News

Sending kids to offshore immigration detention will breach WH&S laws

3rd Feb 2016

Any decision to send the children of asylum seekers to offshore detention from the Australian mainland would constitute a breach of the Immigration Minister’s duty of care as well as the Commonwealth’s own Workplace Health & Safety laws, the Australian Lawyers Alliance (ALA) said today.

The full bench of the High Court today ruled that the federal government has the power under the Constitution to detain people in other countries, finding that the conduct was within the law.

ALA spokesperson and barrister Greg Barns said that High Court decision has yet again demonstrated that the rights of vulnerable people in Australia are not protected by current laws.

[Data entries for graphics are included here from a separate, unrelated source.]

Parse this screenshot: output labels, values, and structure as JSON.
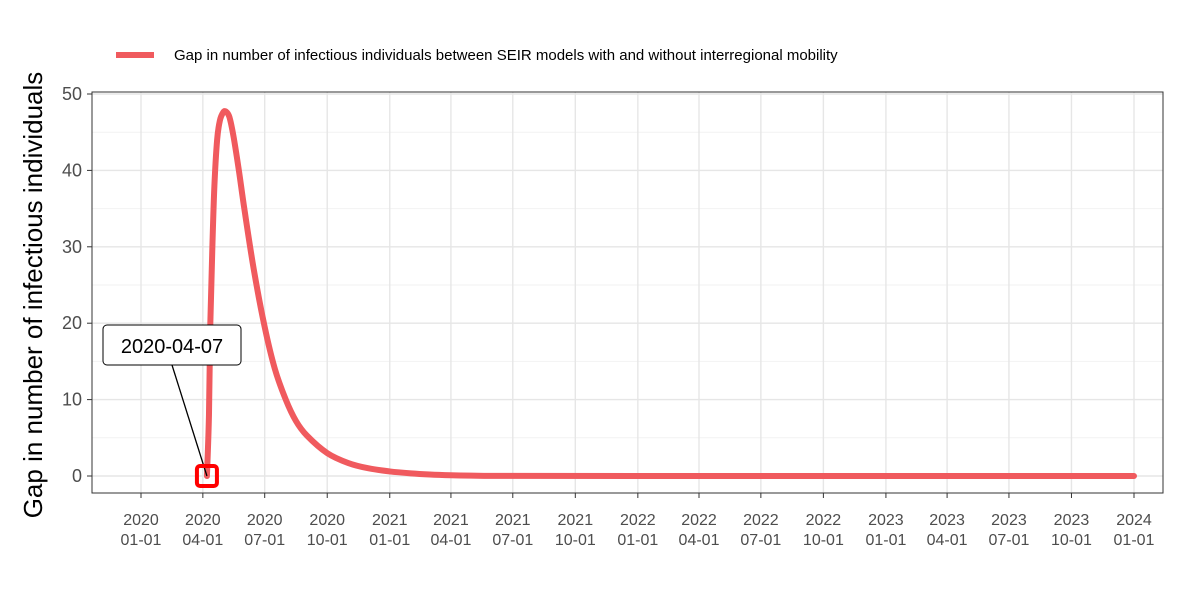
{
  "chart_data": {
    "type": "line",
    "title": "",
    "xlabel": "",
    "ylabel": "Gap in number of infectious individuals",
    "ylim": [
      0,
      50
    ],
    "xlim": [
      "2020-01-01",
      "2024-01-01"
    ],
    "y_ticks": [
      0,
      10,
      20,
      30,
      40,
      50
    ],
    "x_ticks": [
      {
        "date": "2020-01-01",
        "line1": "2020",
        "line2": "01-01"
      },
      {
        "date": "2020-04-01",
        "line1": "2020",
        "line2": "04-01"
      },
      {
        "date": "2020-07-01",
        "line1": "2020",
        "line2": "07-01"
      },
      {
        "date": "2020-10-01",
        "line1": "2020",
        "line2": "10-01"
      },
      {
        "date": "2021-01-01",
        "line1": "2021",
        "line2": "01-01"
      },
      {
        "date": "2021-04-01",
        "line1": "2021",
        "line2": "04-01"
      },
      {
        "date": "2021-07-01",
        "line1": "2021",
        "line2": "07-01"
      },
      {
        "date": "2021-10-01",
        "line1": "2021",
        "line2": "10-01"
      },
      {
        "date": "2022-01-01",
        "line1": "2022",
        "line2": "01-01"
      },
      {
        "date": "2022-04-01",
        "line1": "2022",
        "line2": "04-01"
      },
      {
        "date": "2022-07-01",
        "line1": "2022",
        "line2": "07-01"
      },
      {
        "date": "2022-10-01",
        "line1": "2022",
        "line2": "10-01"
      },
      {
        "date": "2023-01-01",
        "line1": "2023",
        "line2": "01-01"
      },
      {
        "date": "2023-04-01",
        "line1": "2023",
        "line2": "04-01"
      },
      {
        "date": "2023-07-01",
        "line1": "2023",
        "line2": "07-01"
      },
      {
        "date": "2023-10-01",
        "line1": "2023",
        "line2": "10-01"
      },
      {
        "date": "2024-01-01",
        "line1": "2024",
        "line2": "01-01"
      }
    ],
    "grid": true,
    "legend_position": "top",
    "series": [
      {
        "name": "Gap in number of infectious individuals between SEIR models with and without interregional mobility",
        "color": "#f05a5e",
        "points": [
          {
            "x": "2020-04-07",
            "y": 0
          },
          {
            "x": "2020-04-10",
            "y": 8
          },
          {
            "x": "2020-04-12",
            "y": 20
          },
          {
            "x": "2020-04-15",
            "y": 30
          },
          {
            "x": "2020-04-18",
            "y": 38
          },
          {
            "x": "2020-04-22",
            "y": 44
          },
          {
            "x": "2020-04-26",
            "y": 46.5
          },
          {
            "x": "2020-05-01",
            "y": 47.6
          },
          {
            "x": "2020-05-05",
            "y": 47.7
          },
          {
            "x": "2020-05-10",
            "y": 47
          },
          {
            "x": "2020-05-16",
            "y": 44.5
          },
          {
            "x": "2020-05-24",
            "y": 40
          },
          {
            "x": "2020-06-01",
            "y": 35
          },
          {
            "x": "2020-06-15",
            "y": 27
          },
          {
            "x": "2020-07-01",
            "y": 19.5
          },
          {
            "x": "2020-07-16",
            "y": 14
          },
          {
            "x": "2020-08-01",
            "y": 10
          },
          {
            "x": "2020-08-16",
            "y": 7.2
          },
          {
            "x": "2020-09-01",
            "y": 5.3
          },
          {
            "x": "2020-10-01",
            "y": 3.0
          },
          {
            "x": "2020-11-01",
            "y": 1.7
          },
          {
            "x": "2020-12-01",
            "y": 1.0
          },
          {
            "x": "2021-01-01",
            "y": 0.6
          },
          {
            "x": "2021-02-01",
            "y": 0.35
          },
          {
            "x": "2021-03-01",
            "y": 0.2
          },
          {
            "x": "2021-04-01",
            "y": 0.1
          },
          {
            "x": "2021-05-01",
            "y": 0.05
          },
          {
            "x": "2021-07-01",
            "y": 0.01
          },
          {
            "x": "2022-01-01",
            "y": 0
          },
          {
            "x": "2023-01-01",
            "y": 0
          },
          {
            "x": "2024-01-01",
            "y": 0
          }
        ]
      }
    ],
    "annotation": {
      "label": "2020-04-07",
      "x": "2020-04-07",
      "y": 0,
      "marker_color": "#ff0000"
    }
  }
}
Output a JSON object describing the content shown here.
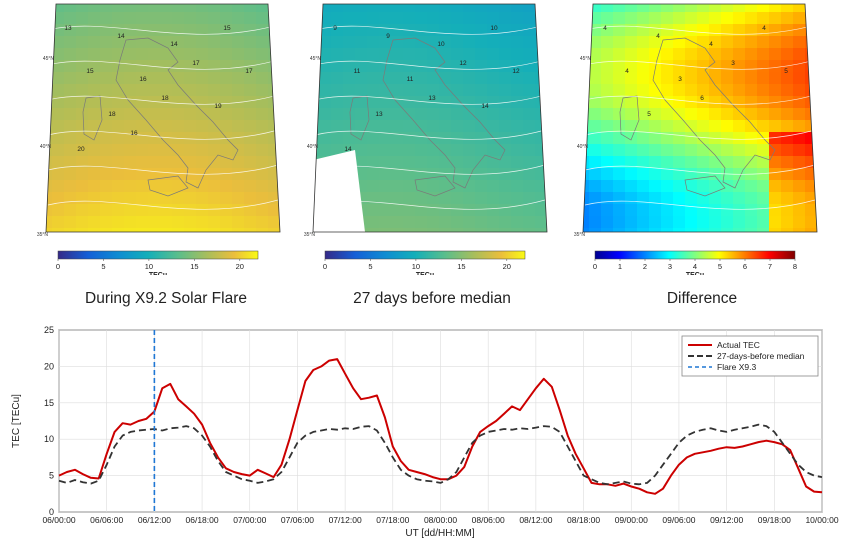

“If the Australian government returns the children to Manus Island it is doing so knowing full well that the Commonwealth is liable for any harm which happens to those children,” Mr Barns said.

“The Commonwealth is sending these children to a place it knows will cause them harm - there is uncontested medical evidence that to place a child into detention causes that child mental and physical harm.”

“It could be argued that for the Commonwealth to send children to Nauru on the basis of this ruling would amount to a breach of the duty of care of Immigration Minister Peter Dutton to ensure the physical and mental wellbeing of those children,”

“It is also arguable that such conduct would amount to a breach of the Commonwealth Workplace Health & Safety Act.”

Mr Barns said the Workplace Health & Safety Act makes it an offence to allow persons to be present in unsafe workplaces, irrespective of whether those persons are visitors, residents or workers.

Mr Barns said that the Australian Lawyers Alliance was extremely disappointed with the High Court rejection of the challenge to the offshore detention laws, and that if this challenge had been brought in a jurisdiction with robust human rights laws it is highly likely that it would have been successful

“The reality is that offshore detention is a gross breach of Australian international human rights obligations and is also a breach of the international refugee laws and standards,” Mr Barns said.

“The decision of the High Court does not in any way shape or form change that.”

“The decision of the High Court yet again demonstrates that vulnerable persons in Australia do not have their rights protected by current laws,” Mr Barns said.

“If this challenge had been brought in a jurisdiction with robust human rights laws such as Canada it is highly likely this challenge would have been successful.”